Le report du procès a été décidé pour permettre aux accusés de préparer leur défense, alors que les investigations menées par les services sécuritaires compétents se poursuivent, en parallèle, afin de démêler cet écheveau complexe de prostitution.
D’après les sources du quotidien Assabah, qui se penche sur ce sujet dans son édition du mardi 18 août, cette affaire a éclaté lorsque les éléments de la Gendarmerie royale de Lahraouyine, dans la région de Casablanca, ont interpellé le proxénète en question, en possession d’un disque numérique de stockage contenant des vidéos pornographiques.
L’enquête ouverte alors, sous la supervision du parquet compétent, par la Gendarmerie royale, a montré que «le proxénète neutralisé organisait des rencontres et prostituait des femmes selon les demandes et les caprices de ses clients potentiels, dont certains étaient mariés».
La contrepartie financière atteignait 5 000 dirhams, ou plus, par prestation, ce qui attirait des femmes mariées, des étudiantes, des employées et des fonctionnaires. D’après les mêmes sources, ce proxénète aurait déclaré aux enquêteurs que des scènes érotiques auraient été filmées et enregistrées, à l’insu des personnes impliquées dans cette affaire.

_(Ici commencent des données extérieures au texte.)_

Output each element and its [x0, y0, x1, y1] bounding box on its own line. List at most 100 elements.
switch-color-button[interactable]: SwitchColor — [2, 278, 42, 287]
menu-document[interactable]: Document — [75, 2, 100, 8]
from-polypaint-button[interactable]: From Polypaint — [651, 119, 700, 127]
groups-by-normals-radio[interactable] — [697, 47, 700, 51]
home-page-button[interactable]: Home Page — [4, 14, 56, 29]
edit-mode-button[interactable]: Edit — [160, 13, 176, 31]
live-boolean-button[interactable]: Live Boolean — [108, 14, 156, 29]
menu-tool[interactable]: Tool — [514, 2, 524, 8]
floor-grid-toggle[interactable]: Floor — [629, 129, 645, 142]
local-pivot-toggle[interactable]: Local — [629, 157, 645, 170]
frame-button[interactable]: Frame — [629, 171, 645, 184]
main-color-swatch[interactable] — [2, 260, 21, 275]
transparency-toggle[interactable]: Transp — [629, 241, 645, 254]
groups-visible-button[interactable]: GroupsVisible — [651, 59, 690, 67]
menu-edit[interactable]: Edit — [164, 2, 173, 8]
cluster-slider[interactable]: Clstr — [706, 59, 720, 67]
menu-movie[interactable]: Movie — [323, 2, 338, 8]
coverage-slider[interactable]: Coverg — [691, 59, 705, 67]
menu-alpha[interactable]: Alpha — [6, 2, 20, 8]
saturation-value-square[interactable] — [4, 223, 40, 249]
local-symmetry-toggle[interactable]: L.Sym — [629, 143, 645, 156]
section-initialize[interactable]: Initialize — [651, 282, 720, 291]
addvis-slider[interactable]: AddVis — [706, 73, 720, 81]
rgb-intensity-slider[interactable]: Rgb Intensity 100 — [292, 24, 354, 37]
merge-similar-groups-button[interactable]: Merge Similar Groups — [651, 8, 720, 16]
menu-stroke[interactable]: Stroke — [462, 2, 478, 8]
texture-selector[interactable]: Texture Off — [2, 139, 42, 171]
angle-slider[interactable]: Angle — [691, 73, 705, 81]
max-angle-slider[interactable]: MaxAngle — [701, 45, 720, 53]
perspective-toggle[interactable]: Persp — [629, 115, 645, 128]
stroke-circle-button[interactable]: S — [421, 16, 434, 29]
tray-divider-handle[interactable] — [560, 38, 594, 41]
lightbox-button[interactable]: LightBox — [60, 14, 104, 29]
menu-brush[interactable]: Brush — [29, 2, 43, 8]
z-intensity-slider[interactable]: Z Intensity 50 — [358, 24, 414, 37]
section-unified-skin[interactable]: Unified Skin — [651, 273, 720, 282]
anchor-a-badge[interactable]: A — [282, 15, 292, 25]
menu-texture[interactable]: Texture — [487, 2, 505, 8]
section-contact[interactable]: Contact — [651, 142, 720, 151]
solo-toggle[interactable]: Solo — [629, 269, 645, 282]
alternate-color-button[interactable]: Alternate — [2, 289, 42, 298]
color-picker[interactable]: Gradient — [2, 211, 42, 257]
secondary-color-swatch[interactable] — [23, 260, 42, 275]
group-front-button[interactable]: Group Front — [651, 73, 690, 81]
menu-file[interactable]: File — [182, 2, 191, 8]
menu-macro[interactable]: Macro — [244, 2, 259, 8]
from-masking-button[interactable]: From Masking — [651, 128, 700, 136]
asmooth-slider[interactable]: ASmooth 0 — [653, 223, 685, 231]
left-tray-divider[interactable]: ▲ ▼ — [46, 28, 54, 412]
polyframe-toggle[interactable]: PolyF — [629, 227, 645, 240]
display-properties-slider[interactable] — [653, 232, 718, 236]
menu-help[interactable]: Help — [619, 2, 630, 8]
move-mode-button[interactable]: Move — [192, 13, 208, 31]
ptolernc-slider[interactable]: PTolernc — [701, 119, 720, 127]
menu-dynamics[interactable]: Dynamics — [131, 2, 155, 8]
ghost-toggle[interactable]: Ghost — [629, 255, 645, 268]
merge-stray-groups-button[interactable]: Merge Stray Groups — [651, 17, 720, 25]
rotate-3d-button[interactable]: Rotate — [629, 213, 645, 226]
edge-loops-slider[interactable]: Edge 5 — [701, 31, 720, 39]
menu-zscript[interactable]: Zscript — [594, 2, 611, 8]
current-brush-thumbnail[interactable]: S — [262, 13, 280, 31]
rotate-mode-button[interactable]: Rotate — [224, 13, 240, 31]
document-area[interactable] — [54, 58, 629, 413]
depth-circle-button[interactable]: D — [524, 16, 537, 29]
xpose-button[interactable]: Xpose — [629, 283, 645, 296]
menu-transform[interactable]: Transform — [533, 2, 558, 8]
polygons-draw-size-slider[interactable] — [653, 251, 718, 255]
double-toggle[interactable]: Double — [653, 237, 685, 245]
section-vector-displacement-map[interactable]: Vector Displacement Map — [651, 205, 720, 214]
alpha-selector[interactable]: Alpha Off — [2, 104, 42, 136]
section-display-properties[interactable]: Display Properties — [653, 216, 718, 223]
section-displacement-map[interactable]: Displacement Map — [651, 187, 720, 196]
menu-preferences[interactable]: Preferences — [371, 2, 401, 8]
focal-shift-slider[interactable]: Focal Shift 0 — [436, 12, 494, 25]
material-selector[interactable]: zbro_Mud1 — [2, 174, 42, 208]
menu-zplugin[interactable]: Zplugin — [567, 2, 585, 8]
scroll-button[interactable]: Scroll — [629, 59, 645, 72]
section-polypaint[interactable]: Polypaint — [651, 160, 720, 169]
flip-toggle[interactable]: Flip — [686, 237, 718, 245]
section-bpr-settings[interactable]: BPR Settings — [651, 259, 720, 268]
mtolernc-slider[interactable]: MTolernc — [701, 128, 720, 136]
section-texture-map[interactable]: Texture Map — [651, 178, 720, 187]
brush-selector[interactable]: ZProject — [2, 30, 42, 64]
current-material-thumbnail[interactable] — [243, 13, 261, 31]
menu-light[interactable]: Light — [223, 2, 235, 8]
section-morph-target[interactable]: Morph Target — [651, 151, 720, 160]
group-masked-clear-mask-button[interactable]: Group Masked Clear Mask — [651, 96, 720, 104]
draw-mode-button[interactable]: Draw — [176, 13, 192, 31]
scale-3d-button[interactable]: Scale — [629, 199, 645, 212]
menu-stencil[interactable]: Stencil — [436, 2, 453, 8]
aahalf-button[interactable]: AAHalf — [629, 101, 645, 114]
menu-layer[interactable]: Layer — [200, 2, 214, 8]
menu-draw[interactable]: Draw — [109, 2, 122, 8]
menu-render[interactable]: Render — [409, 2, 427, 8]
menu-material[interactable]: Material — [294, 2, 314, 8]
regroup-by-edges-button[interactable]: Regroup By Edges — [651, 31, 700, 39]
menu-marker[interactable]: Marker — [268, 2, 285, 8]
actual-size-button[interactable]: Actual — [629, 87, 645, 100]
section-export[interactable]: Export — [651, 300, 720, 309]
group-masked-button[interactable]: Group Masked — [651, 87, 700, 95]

Et en raison de la contrepartie financière élevée par prestation, poursuit la même source, l’affaire est devenue juteuse grâce à l’afflux de demandes émanant de femmes et de filles de différentes classes sociales, désirant servir des clients potentiels. Le mis en cause, précise la même source, manœuvrait également sur les réseaux sociaux pour manipuler et recruter d’autres clientes afin de faire fructifier l’affaire.